Actually, Apple probably bought NeXT because of Jobs. The fact that it came with an OS that had some FOSS components in it probably bugged them, but their marketing department made lemonade out of lemons by trying to portray OS X as a kind of open system. Of course, they've been up to their usual tricks ever since.
for our wide variety of customers and their unique needs.
Just remember: "our customer base, they're all individuals to us."
When we're deciding which threats need mitigation, we concentrate our efforts on those where the attacker can cause real damage
Well, yeah, but there are so many threats against Microsoft software. So, why not just do it right in the first place? Why not create software without the possibility of buffer overflows and most other avoidable issues in the first place?
So the fact that two disagreeing nations speak different languages now means that those languages were invented to drive a wedge between them?
Hebrew and Arabic weren't "invented" specifically to drive a wedge between Israel and the Arab world, they have simply been used again and again to drive a wedge between the respective believers and non-believers in general.

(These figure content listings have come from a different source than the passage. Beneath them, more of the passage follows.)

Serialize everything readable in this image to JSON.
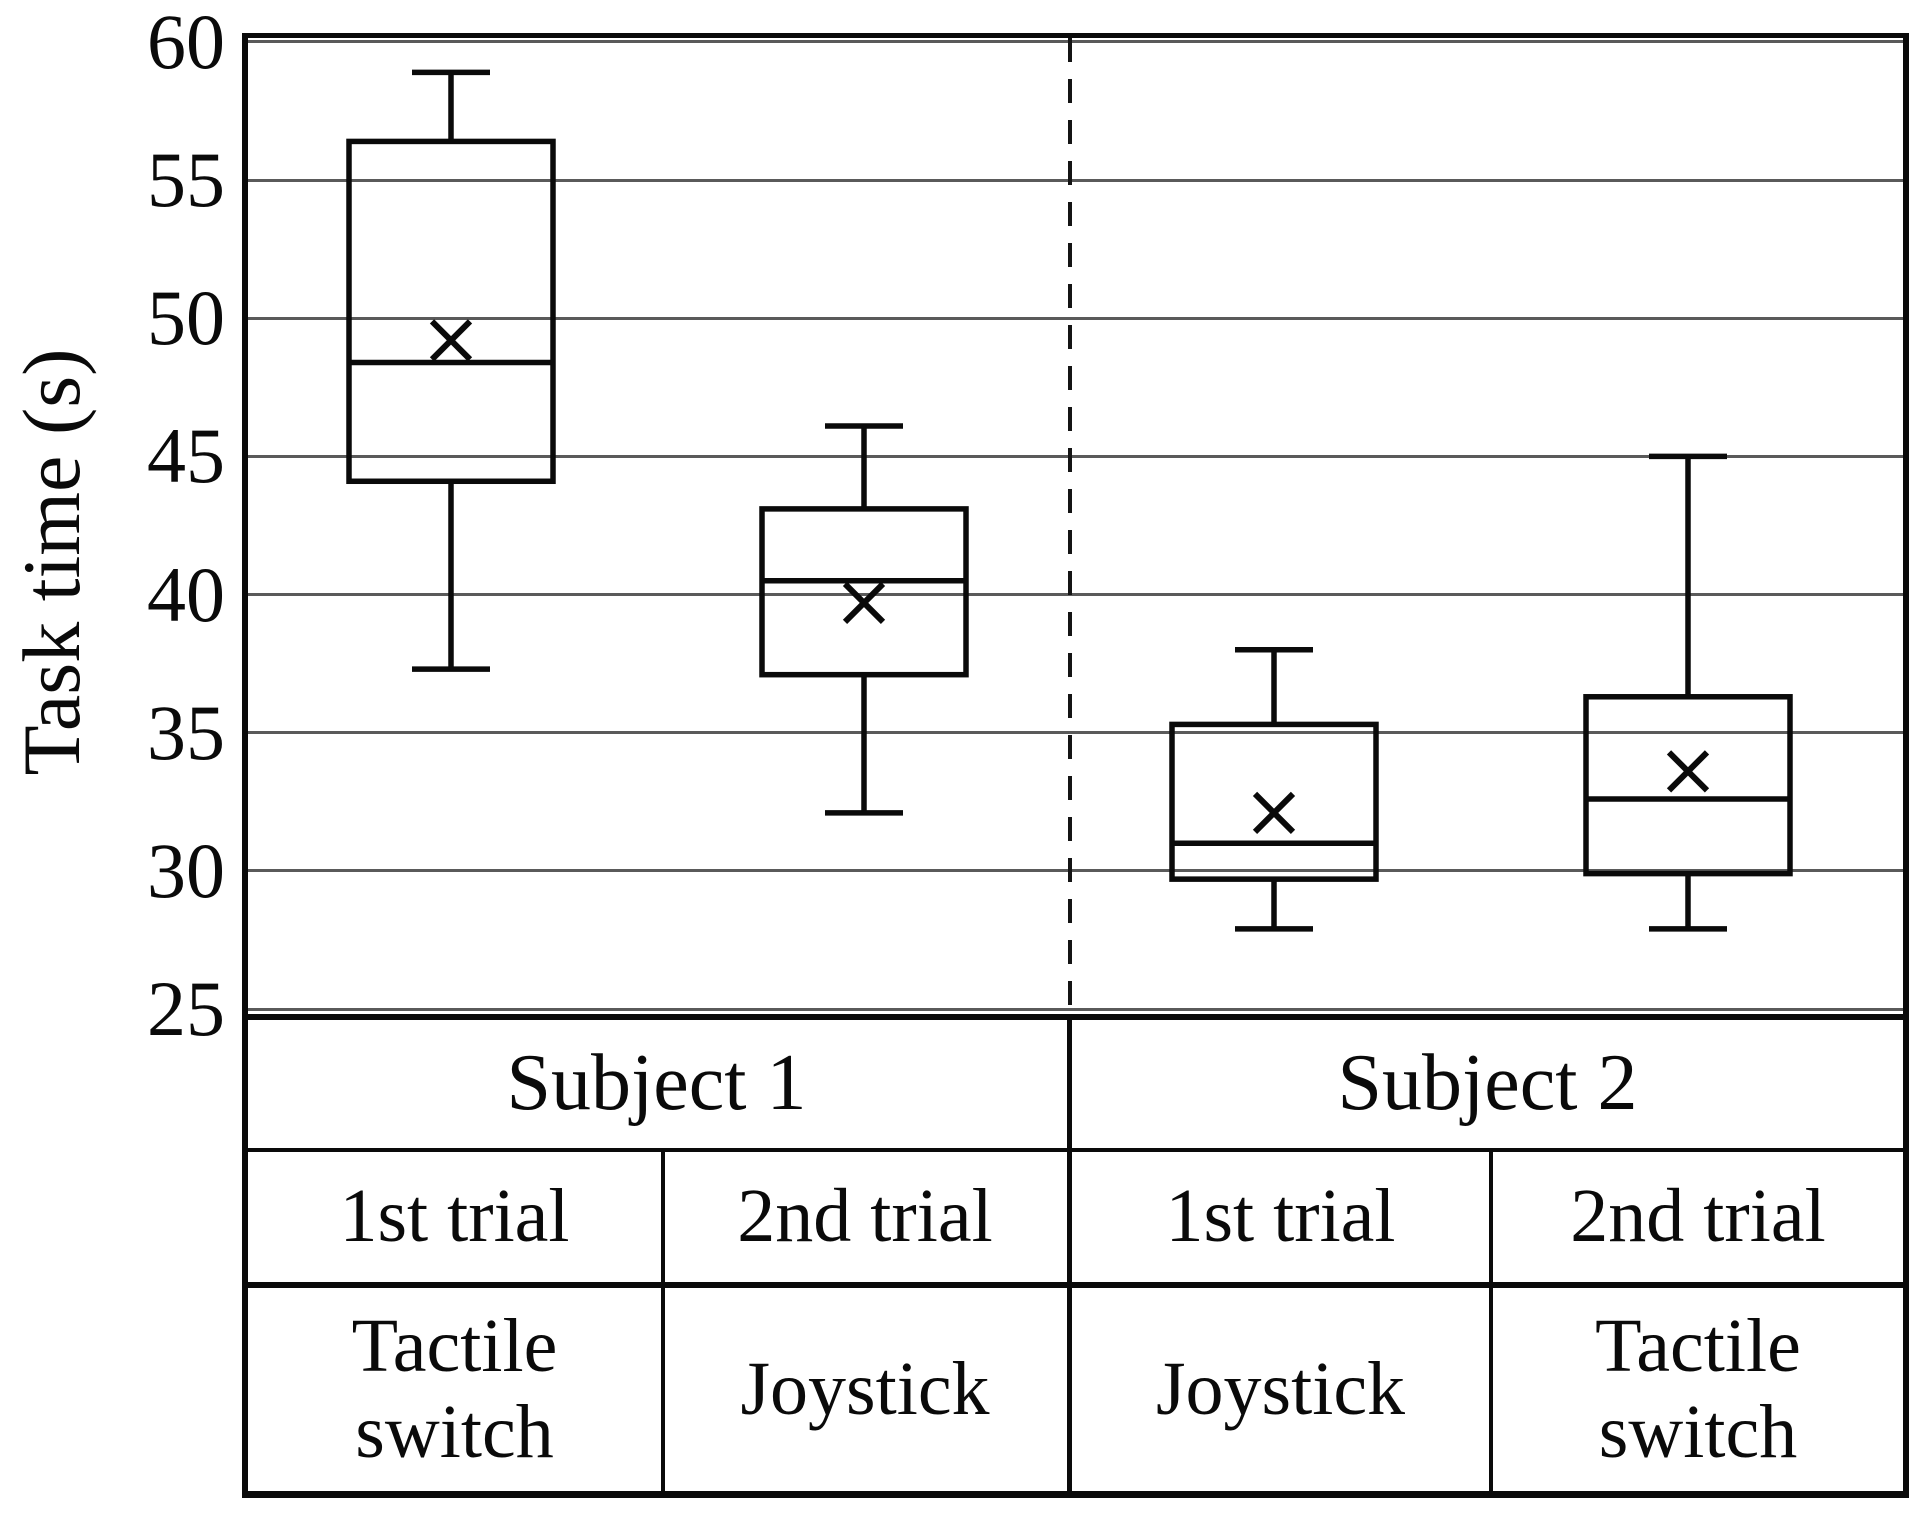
{
  "colors": {
    "ink": "#0a0a0a",
    "gridline": "#5a5a5a",
    "background": "#ffffff"
  },
  "chart_data": {
    "type": "box",
    "title": "",
    "ylabel": "Task time (s)",
    "xlabel": "",
    "ylim": [
      25,
      60.4
    ],
    "grid": true,
    "gridline_values": [
      60,
      55,
      50,
      45,
      40,
      35,
      30,
      25
    ],
    "ytick_labels": [
      "60",
      "55",
      "50",
      "45",
      "40",
      "35",
      "30",
      "25"
    ],
    "ytick_values": [
      60,
      55,
      50,
      45,
      40,
      35,
      30,
      25
    ],
    "mean_marker": "x",
    "group_divider": "vertical dashed line between Subject 1 and Subject 2",
    "series": [
      {
        "subject": "Subject 1",
        "trial": "1st trial",
        "device": "Tactile switch",
        "min": 37.3,
        "q1": 44.1,
        "median": 48.4,
        "mean": 49.2,
        "q3": 56.4,
        "max": 58.9
      },
      {
        "subject": "Subject 1",
        "trial": "2nd trial",
        "device": "Joystick",
        "min": 32.1,
        "q1": 37.1,
        "median": 40.5,
        "mean": 39.7,
        "q3": 43.1,
        "max": 46.1
      },
      {
        "subject": "Subject 2",
        "trial": "1st trial",
        "device": "Joystick",
        "min": 27.9,
        "q1": 29.7,
        "median": 31.0,
        "mean": 32.1,
        "q3": 35.3,
        "max": 38.0
      },
      {
        "subject": "Subject 2",
        "trial": "2nd trial",
        "device": "Tactile switch",
        "min": 27.9,
        "q1": 29.9,
        "median": 32.6,
        "mean": 33.6,
        "q3": 36.3,
        "max": 45.0
      }
    ]
  },
  "table": {
    "subject_row": [
      "Subject 1",
      "Subject 2"
    ],
    "trial_row": [
      "1st trial",
      "2nd trial",
      "1st trial",
      "2nd trial"
    ],
    "device_row": [
      "Tactile switch",
      "Joystick",
      "Joystick",
      "Tactile switch"
    ]
  }
}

And, come on, that's not some wild idea of mine, it's in the Koran and the Torah. Both groups go through a great deal of trouble creating differences from non-believers and resisting assimilation (including cutting off a piece of you-know-what and bizarre dietary rules), the Koran stresses the supposed uniqueness of Arabic, and the story of Babel tells us about the conflicts that arise when people speak different languages. Islam and Judaism are about creating distinctions and they explicitly recognize the role of language to do it. How much more clearly do you need it spelled out than in the primary texts of those religions themselves?
Were French and German invented to piss each other off?
Not quite. French and German were each created (and they were created!) to unify a lot of squabbling little principalities and regions into large nations in which people lived peacefully together, and they succeeded at that (unfortunately, those nations then became powerful enough to go raping and pillaging across the globe).
Also, If the very existence of Hebrew scares you, well... mifached. It isn't going away.
It scares me about as much as a bunch of Star Trek nerds speaking Klingon.
Oh yes they do
Maybe you should read what you cite: "There are reasons that can make it better to use the Lesser GPL in certain cases. The most common case is when a free library's features are readily available for proprietary software through other alternative libraries. In that case, the library cannot give free software any particular advantage, so it is better to use the Lesser GPL for that library. This is why we used the Lesser GPL for the GNU C library."
Well, Qtopia is not much different from the GNU C library: it does not provide a significant unique functionality relative to closed source competitors. And Qtopia's licensing model makes Linux a less attractive platform to develop for than Palm, Symbian, or PocketPC, which means that standardizing on Qtopia for mobile Linux would actually hurt mobile Linux relative to the closed source competitors. (Of course, in addition, I think Qtopia just isn't very good.)
3) Is the cost really that high compared to paying developers or licensing other platforms?
I don't need to pay anything to develop for Palm, PocketPC, or Symbian.
2) Do you have the same objection to MySQL?
Since MySQL does not require me to link with it, does not prevent me from running other databases on the same machine, and does not attempt to monopolize an entire device class, I think it's a different situation from Qt. So, MySQL doesn't affect me either way, and so I really don't care. A Qtopia domination of the mobile Linux space would hurt me as an open source developer, and therefore I oppose it.
Surely a fork can remain compatible? I can see that proprietary developers would have to compile against Troll Tech's version, why would end users have to have it?
If the fork has to remain compatible, then Troll Tech controls the APIs; my point exactly.